“Nine one one,” I said, gasping for breath. Melinda gave me a sharp look, but she punched in the number as I’d asked and then passed the phone to me. Did I mention that Melinda has a ton of good sense?
“The nature of your emergency?” said a distant voice.
“I’m at Eight-oh-eight Swanson Lane,” I said. “This is Aurora Teagarden. My sister-in-law has been killed.”
I never did remember the rest of that conversation. When I was sure they were coming, I pressed the button that ended the conversation, and I began to try to explain to Melinda.
But instead, I flashed on the deep wounds on Poppy’s hands, wounds incurred when she was defending her life, and I leaned over to avoid the car, my dress, and the phone while I threw up.
For the sixth or seventh time, I explained very carefully why Melinda and I had gone to Poppy’s house. Because the city police made the house off-limits instantly, Melinda and I drove right down to the police station, and from there I called my mother at Select Realty, her agency. It was a difficult conversation, over my cell phone in a public place, but one that had to be completed. Her husband, John, had had one heart attack already. Mother was terrified of another, and the news about his favorite daughter-in-law might trigger one. Mother was right to worry about that, and she thought of a few more things to worry her before we’d finished our conversation.

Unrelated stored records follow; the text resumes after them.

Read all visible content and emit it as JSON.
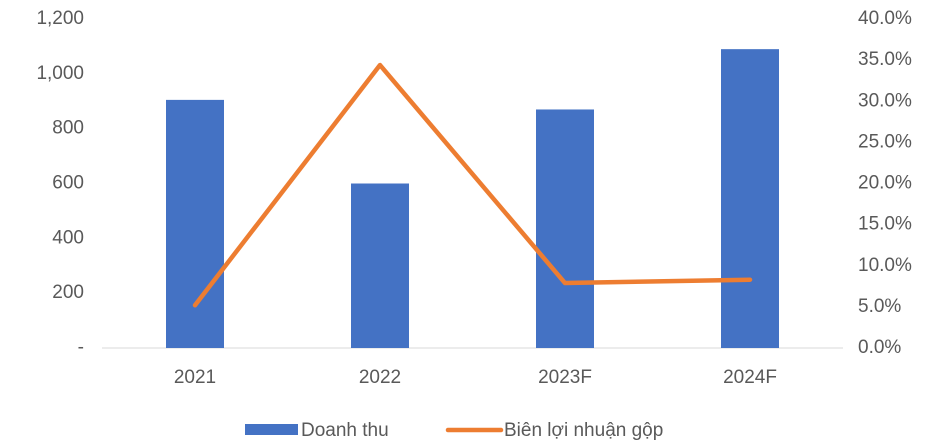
{
  "chart_data": {
    "type": "bar-line",
    "categories": [
      "2021",
      "2022",
      "2023F",
      "2024F"
    ],
    "series": [
      {
        "name": "Doanh thu",
        "type": "bar",
        "color": "#4472c4",
        "values": [
          905,
          600,
          870,
          1090
        ]
      },
      {
        "name": "Biên lợi nhuận gộp",
        "type": "line",
        "axis": "y2",
        "color": "#ed7d31",
        "values": [
          5.2,
          34.4,
          7.9,
          8.3
        ]
      }
    ],
    "ylim": [
      0,
      1200
    ],
    "yticks": [
      {
        "value": 0,
        "label": "-"
      },
      200,
      400,
      600,
      800,
      {
        "value": 1000,
        "label": "1,000"
      },
      {
        "value": 1200,
        "label": "1,200"
      }
    ],
    "y2lim": [
      0,
      40
    ],
    "y2ticks": [
      {
        "value": 0,
        "label": "0.0%"
      },
      {
        "value": 5,
        "label": "5.0%"
      },
      {
        "value": 10,
        "label": "10.0%"
      },
      {
        "value": 15,
        "label": "15.0%"
      },
      {
        "value": 20,
        "label": "20.0%"
      },
      {
        "value": 25,
        "label": "25.0%"
      },
      {
        "value": 30,
        "label": "30.0%"
      },
      {
        "value": 35,
        "label": "35.0%"
      },
      {
        "value": 40,
        "label": "40.0%"
      }
    ],
    "grid": false,
    "legend": "bottom"
  }
}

“Who’ll tell John David?” Mother asked. “Tell me it doesn’t have to be John.” John David was John’s second son, and the husband of the late Poppy.
“Where is he, Mother? Do you know?” The police had been asking me that quite persistently. If John David wasn’t at his company headquarters in Atlanta, I didn’t know where he’d be. He’d been a pharmaceuticals salesman for the first few years of his marriage, but recently he’d gotten a job at company headquarters in the Public Relations division. John David had always been good at turning an attractive face to the world.